Multi-Model Consensus: Why Three Reviewers

The Problem with Single-Model Review (Sonar LLM Leaderboard, Dec 2025):

Even top-tier models have significant blind spots. Per million lines of generated code:

Model	Pass Rate	Weakness	Error Rate
GPT-5.4 High	80.66%	Concurrency errors	470/MLOC (2x others)
Gemini 3.1 Pro	81.72%	Control flow mistakes	200/MLOC (4x best)
Claude Sonnet 4.5	~77%	Resource management leaks	195/MLOC
Opus 4.5 Thinking	Best pass rate	Control flow	55/MLOC (lowest)

Key Insight: Each model excels in different areas and fails in different ways.

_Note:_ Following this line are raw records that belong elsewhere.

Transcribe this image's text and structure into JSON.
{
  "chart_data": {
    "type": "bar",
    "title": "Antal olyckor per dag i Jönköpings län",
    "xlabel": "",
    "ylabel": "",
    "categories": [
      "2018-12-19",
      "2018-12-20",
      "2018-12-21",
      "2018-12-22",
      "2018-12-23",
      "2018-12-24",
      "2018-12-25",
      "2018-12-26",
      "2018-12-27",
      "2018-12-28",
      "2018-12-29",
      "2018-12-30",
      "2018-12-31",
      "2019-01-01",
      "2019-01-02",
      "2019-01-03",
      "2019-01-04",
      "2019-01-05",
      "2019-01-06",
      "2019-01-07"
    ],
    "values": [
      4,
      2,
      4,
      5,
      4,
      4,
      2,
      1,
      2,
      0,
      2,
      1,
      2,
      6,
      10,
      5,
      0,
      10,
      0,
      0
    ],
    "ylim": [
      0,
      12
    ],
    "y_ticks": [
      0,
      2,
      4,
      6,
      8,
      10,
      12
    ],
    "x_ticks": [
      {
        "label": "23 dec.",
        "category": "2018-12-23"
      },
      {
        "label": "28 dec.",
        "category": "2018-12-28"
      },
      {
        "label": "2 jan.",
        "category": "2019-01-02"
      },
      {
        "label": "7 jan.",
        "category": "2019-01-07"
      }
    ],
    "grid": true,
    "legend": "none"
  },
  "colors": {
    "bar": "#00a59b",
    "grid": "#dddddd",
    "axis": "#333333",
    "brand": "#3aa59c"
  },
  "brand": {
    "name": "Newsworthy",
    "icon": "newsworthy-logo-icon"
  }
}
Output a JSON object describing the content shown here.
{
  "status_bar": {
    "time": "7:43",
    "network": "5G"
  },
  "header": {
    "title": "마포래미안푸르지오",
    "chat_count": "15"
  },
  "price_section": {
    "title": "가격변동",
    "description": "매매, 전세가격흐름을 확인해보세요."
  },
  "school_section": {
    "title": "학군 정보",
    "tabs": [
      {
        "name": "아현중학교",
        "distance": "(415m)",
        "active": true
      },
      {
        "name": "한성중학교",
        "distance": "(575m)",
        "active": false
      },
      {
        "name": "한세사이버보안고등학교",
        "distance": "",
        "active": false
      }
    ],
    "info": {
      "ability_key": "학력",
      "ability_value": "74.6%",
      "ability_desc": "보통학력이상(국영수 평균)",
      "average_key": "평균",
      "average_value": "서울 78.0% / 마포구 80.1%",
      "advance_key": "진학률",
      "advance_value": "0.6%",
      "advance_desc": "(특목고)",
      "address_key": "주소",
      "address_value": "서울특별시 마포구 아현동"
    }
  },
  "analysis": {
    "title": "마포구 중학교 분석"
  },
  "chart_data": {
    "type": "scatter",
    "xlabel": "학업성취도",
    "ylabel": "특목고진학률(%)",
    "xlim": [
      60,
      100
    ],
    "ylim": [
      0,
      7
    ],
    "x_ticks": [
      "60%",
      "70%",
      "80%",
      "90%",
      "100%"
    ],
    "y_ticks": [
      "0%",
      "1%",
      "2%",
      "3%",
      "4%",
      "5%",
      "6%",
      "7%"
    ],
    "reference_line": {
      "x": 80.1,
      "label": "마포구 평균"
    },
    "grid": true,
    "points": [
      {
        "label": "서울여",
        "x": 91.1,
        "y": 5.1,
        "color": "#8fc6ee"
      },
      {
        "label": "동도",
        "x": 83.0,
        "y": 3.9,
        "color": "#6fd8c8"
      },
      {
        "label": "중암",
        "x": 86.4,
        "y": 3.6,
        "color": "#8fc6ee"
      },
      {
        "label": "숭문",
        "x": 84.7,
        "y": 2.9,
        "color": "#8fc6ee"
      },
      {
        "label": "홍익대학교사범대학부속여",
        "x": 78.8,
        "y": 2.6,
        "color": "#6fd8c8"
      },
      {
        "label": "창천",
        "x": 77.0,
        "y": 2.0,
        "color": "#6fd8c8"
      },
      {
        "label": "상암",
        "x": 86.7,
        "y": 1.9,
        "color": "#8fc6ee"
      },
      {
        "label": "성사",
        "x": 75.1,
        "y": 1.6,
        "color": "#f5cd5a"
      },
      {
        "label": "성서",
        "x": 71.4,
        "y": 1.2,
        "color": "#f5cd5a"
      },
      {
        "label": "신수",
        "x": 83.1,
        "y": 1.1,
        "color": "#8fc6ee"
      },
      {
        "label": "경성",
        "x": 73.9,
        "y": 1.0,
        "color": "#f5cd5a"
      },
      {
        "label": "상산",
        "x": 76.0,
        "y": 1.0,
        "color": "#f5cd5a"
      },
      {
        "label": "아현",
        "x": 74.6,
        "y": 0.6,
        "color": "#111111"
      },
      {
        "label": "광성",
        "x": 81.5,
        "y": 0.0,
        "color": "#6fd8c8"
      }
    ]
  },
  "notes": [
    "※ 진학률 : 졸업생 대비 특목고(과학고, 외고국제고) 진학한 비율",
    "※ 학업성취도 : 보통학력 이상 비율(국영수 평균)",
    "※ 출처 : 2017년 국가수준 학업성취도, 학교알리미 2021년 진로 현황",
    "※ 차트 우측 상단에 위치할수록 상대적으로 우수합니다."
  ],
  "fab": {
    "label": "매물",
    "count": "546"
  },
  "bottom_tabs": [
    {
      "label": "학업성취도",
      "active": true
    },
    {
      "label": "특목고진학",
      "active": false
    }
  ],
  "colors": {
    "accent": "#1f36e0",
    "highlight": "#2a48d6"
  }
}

Multi-model consensus catches what any single model misses.

Research Support:

Hashgraph-Inspired Consensus (2025): Treating each model as a "peer" in a distributed consensus system achieves "blockchain-grade properties of consistency and Byzantine fault tolerance."
Disagreement as Data (Jan 2025): "LLM agents' semantic reasoning similarity robustly differentiates consensus from disagreement and correlates with human coding reliability."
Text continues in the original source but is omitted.